Eventually, her tale winds down to a pause, and she seems to once again remember where, and when, she is. "... but none of that is what you wanted to hear. You want the tale of the founding of Cuirlen. Not as exciting a tale, I fear. In truth, 'twas all the spirits' doing. One summer, each and every spirit talker received a vision of a hilltop overlooking the river and the forest. We all felt it was important to gather our families here. By the end of summer, more people than I had ever seen were gathered on Cuirlen Hill, in tents and rude huts. When the final family arrived, the spirits told us that we should stay here - build permanent homes for the first time ever. They showed some of us how to plant the seeds of the plants we gathered, and they and their families became the farmers. Others were shown how to hunt in the Noonshadow forest, where few had dared to travel before. On and on the spirits revealed secrets until things were much as they are today - farmers and herders, hunters and gatherers, smiths and weavers, bakers and tanners."

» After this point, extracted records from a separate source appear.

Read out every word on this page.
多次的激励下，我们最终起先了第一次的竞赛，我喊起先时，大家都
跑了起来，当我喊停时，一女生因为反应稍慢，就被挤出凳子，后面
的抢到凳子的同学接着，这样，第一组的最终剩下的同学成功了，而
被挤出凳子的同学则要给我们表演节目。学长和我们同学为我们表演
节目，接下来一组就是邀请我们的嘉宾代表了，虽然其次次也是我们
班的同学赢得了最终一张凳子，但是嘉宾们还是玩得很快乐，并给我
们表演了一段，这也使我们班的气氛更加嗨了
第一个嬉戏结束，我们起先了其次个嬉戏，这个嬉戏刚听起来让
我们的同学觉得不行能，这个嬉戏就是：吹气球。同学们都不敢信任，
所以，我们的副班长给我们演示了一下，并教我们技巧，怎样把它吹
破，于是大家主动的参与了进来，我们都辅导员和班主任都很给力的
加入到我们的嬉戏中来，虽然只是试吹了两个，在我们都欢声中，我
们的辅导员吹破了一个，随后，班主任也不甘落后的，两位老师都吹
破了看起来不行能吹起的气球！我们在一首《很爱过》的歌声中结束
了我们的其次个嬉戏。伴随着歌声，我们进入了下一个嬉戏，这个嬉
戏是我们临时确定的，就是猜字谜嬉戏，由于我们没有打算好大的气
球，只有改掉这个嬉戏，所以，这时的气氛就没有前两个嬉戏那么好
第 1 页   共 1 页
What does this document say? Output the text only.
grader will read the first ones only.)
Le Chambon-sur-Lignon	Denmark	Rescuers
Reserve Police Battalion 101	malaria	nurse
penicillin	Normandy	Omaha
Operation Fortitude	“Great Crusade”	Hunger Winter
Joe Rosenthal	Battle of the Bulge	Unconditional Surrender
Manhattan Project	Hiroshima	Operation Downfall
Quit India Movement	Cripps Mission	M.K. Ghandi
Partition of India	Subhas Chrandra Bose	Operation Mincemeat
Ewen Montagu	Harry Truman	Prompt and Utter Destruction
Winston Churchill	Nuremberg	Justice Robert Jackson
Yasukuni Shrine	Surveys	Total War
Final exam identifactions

As her story finishes, she sinks back into her chair and her eyes half-close. She looks tired; she probably hasn't told a story this long in years.
 

Enko hangs on her every word, and is left speechless by the tail. It is hard to imagine a time when their was no Cuirlen, but here is living proof. Still, the story reminds him once again why they must succeed. They can't go back to the way things were now.
 

"Why here Lempetie? Does it have anything to do with that big stone building? It was here before cuirlen was established wasn't it? I'm sorry, for badgering you i mean. I was just thinking that, well, it is made of stone. Like the mountain. Perhaps whoever made it was linked to the mountain spirit. Perhaps before leaving Cuirlen proper, we should take a look inside. Surely if it was build to honor the mountain spirit, it will be displayed properly inside. Enough at least for a spirit-talker to recognize." At this point Ryon looks to Enko pointedly.